Miss Chonthicha Tanking is a current CMR fellow at Royal Brompton Hospital in London. She previously worked as cardiology consultant at Chulabhorn Hospital in Bangkok. Born in Bangkok on 24 June 1987. She received medical degree from King Chulalongkorn university in July 2011. She also finished internal medicine training from faculty of medicine, Khonkaen university in 2015 and cardiology fellowship training from Phramongklutklao hospital in July 2017.

Supplementary material

Supplementary material is available at European Heart Journal - Case Reports online.

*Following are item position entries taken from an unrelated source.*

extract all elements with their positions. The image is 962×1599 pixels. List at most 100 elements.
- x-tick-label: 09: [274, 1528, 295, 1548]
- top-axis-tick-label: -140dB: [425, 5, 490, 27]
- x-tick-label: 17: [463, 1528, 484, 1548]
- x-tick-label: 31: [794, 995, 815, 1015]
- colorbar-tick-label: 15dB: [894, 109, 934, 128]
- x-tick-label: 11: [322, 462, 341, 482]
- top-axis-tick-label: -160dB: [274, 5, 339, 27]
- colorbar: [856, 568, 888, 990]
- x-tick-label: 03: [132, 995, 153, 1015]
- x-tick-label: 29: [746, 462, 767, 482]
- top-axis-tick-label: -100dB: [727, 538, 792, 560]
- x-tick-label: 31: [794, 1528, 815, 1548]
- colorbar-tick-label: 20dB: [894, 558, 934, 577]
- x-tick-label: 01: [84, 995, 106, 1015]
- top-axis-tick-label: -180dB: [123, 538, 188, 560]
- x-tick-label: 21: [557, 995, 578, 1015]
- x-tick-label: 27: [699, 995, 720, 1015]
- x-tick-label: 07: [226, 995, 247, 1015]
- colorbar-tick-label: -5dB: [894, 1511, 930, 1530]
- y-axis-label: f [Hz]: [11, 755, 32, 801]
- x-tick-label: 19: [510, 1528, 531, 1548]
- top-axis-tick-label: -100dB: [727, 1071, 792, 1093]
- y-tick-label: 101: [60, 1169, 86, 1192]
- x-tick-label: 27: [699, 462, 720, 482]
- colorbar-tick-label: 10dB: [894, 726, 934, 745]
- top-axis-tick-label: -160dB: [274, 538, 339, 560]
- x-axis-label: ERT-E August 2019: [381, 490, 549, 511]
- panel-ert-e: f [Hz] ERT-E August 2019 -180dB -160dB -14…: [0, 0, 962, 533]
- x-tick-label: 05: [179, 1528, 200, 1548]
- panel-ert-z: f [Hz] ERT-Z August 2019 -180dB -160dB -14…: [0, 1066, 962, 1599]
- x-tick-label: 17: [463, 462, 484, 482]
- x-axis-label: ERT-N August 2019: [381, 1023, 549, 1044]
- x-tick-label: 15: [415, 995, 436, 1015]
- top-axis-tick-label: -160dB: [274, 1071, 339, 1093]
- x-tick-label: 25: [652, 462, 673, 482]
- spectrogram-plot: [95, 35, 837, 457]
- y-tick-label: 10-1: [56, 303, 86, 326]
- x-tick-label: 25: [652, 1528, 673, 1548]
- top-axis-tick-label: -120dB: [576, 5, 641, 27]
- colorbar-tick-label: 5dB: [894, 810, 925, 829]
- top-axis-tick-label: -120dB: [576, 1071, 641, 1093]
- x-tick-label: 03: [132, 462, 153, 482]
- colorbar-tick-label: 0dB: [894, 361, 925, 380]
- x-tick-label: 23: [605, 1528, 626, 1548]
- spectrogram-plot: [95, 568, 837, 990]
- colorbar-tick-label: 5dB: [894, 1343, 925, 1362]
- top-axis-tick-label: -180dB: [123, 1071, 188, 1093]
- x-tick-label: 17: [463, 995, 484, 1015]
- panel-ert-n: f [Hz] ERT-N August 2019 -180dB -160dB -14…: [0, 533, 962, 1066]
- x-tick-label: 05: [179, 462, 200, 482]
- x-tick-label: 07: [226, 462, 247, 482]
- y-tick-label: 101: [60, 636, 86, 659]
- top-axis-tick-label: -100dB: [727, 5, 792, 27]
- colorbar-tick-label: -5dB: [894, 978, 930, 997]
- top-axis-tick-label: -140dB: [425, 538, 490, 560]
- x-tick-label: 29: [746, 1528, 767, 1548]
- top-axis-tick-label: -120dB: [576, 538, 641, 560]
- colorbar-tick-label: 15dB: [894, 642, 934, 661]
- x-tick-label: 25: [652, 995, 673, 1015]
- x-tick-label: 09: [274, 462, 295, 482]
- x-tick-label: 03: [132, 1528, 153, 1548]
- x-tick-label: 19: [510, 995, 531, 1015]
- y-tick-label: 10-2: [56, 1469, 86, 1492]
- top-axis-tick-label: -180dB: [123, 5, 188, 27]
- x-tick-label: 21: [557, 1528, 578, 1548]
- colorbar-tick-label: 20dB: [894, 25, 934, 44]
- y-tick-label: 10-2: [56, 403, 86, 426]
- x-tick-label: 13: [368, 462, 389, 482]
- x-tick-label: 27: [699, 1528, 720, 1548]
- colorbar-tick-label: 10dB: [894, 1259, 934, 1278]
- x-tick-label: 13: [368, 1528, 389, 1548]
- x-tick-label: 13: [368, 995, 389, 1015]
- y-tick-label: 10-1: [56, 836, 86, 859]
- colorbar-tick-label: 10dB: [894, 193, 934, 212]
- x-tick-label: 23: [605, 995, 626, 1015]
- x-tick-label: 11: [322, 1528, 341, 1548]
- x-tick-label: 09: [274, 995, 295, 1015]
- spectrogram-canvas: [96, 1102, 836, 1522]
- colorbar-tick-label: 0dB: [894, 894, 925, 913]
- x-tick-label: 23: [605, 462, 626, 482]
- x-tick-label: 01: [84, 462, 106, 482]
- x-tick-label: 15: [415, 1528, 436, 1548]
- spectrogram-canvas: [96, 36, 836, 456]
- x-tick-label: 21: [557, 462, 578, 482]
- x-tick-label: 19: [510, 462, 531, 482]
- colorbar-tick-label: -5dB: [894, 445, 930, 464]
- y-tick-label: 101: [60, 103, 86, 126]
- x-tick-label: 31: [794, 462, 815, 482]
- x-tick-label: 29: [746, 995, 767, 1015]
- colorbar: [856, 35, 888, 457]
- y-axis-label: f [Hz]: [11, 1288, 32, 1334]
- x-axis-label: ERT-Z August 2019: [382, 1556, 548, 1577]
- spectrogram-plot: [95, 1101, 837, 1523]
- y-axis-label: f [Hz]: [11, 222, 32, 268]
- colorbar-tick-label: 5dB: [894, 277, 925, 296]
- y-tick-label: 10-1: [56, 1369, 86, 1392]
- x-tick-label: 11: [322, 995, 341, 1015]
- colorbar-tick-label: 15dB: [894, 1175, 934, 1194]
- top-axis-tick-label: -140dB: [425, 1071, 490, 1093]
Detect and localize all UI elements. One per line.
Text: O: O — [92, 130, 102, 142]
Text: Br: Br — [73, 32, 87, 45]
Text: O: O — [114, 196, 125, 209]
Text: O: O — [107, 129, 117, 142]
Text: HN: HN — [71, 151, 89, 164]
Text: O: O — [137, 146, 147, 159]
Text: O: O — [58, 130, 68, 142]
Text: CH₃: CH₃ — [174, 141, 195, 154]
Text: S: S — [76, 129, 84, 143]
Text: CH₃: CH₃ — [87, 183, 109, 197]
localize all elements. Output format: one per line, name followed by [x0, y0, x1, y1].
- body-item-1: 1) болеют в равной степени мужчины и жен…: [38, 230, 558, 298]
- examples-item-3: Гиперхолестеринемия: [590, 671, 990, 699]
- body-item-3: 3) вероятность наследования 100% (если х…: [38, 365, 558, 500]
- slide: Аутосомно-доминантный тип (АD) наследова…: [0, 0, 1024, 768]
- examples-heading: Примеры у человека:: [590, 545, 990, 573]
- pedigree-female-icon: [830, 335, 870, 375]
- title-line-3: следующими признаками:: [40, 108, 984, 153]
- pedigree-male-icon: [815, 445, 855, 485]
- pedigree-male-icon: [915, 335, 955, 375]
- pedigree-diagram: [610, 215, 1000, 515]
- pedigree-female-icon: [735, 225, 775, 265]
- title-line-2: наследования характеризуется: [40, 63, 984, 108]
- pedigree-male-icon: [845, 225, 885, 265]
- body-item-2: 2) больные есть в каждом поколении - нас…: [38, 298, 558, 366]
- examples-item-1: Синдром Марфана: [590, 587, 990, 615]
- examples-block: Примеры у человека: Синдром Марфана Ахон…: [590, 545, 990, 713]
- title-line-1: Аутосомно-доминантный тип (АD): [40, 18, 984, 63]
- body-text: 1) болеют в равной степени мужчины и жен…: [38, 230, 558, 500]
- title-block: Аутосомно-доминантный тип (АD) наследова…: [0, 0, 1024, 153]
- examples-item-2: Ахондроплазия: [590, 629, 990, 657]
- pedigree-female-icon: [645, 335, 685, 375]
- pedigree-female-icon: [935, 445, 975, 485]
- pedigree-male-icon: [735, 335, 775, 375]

Click here for additional data file.

Day 1	An 81-year-old woman presented with 1 week predominantly right-sided heart failure.
Day 3	Echocardiography revealed a large mobile homogenous mass obliterating the right atrium cavity and protruding into the right ventricular inflow, with another large non-vascular extracardiac mass compressing right-sided heart.
Day 5	Chest computed tomography showed a 8.4 × 8.9 × 9.1 cm ill-defined enhancing soft tissue mass, extending from the pericardial cavity into the right atrium and right ventricle, with several lobulated enhancing soft-tissue masses at epicardial fat and some abutting the left ventricle.
Day 7	Trans-jugular cardiac biopsy was performed.
Day 14	Histopathology showed spindle to round neoplastic cells with positive Friend leukaemia virus integration 1 stain, suggestive of angiosarcoma.
Day 15	Surgical removal and chemotherapy were suggested by multidisciplinary team, but patient refused. Palliative care was planned.
Day 29	The patient died from kidney failure. Autopsy was done with reinvestigated cardiac mass tissue. Final diagnosis was primary cardiac diffuse large B cell lymphoma.

Table 1

Characteristic of primary cardiac lymphoma compared with primary cardiac angiosarcoma3,7

	Primary cardiac lymphoma	Primary cardiac angiosarcoma
Incidence in primary cardiac tumour	1–2%	30–35%
Mean age	60s	40s
Sex	Male > female (2:1)	1:1
Location	Right side (right atrium)	Anya
Coronary invasion	Spare	Invasion is reported
Presenting symptoms	Constitutional symptoms (17%)7 Congestive heart failure, pericardial effusion, dyspnoea, syncope, facial oedema	Dyspnoea, congestive heart failure, usually asymptomatic until mass develops pressure effect
Pathology	Medium to large size malignant lymphoid cell infiltrated in diffuse pattern	Anastomosing vascular channels Solid spindle cell areas Foci of endothelial tufting Lack of calcification
Immunohistochemical staining	Positive CD20, Ki67 high Negative CD3	Positive CD31, CD34, Fli-1, and von Willebrand factor
Treatment	Chemotherapy (CHOP) and palliative resection	Surgical excision and additional chemotherapy (doxorubicin, ifosfamide)/radiotherapy
Mean survival	7 months after treatment	6 months

Some report predominantly in right side, Fli-1 = Friend leukaemia virus integration 1, CHOP (cyclophosphamide, doxorubicin, vincristine, and prednisone).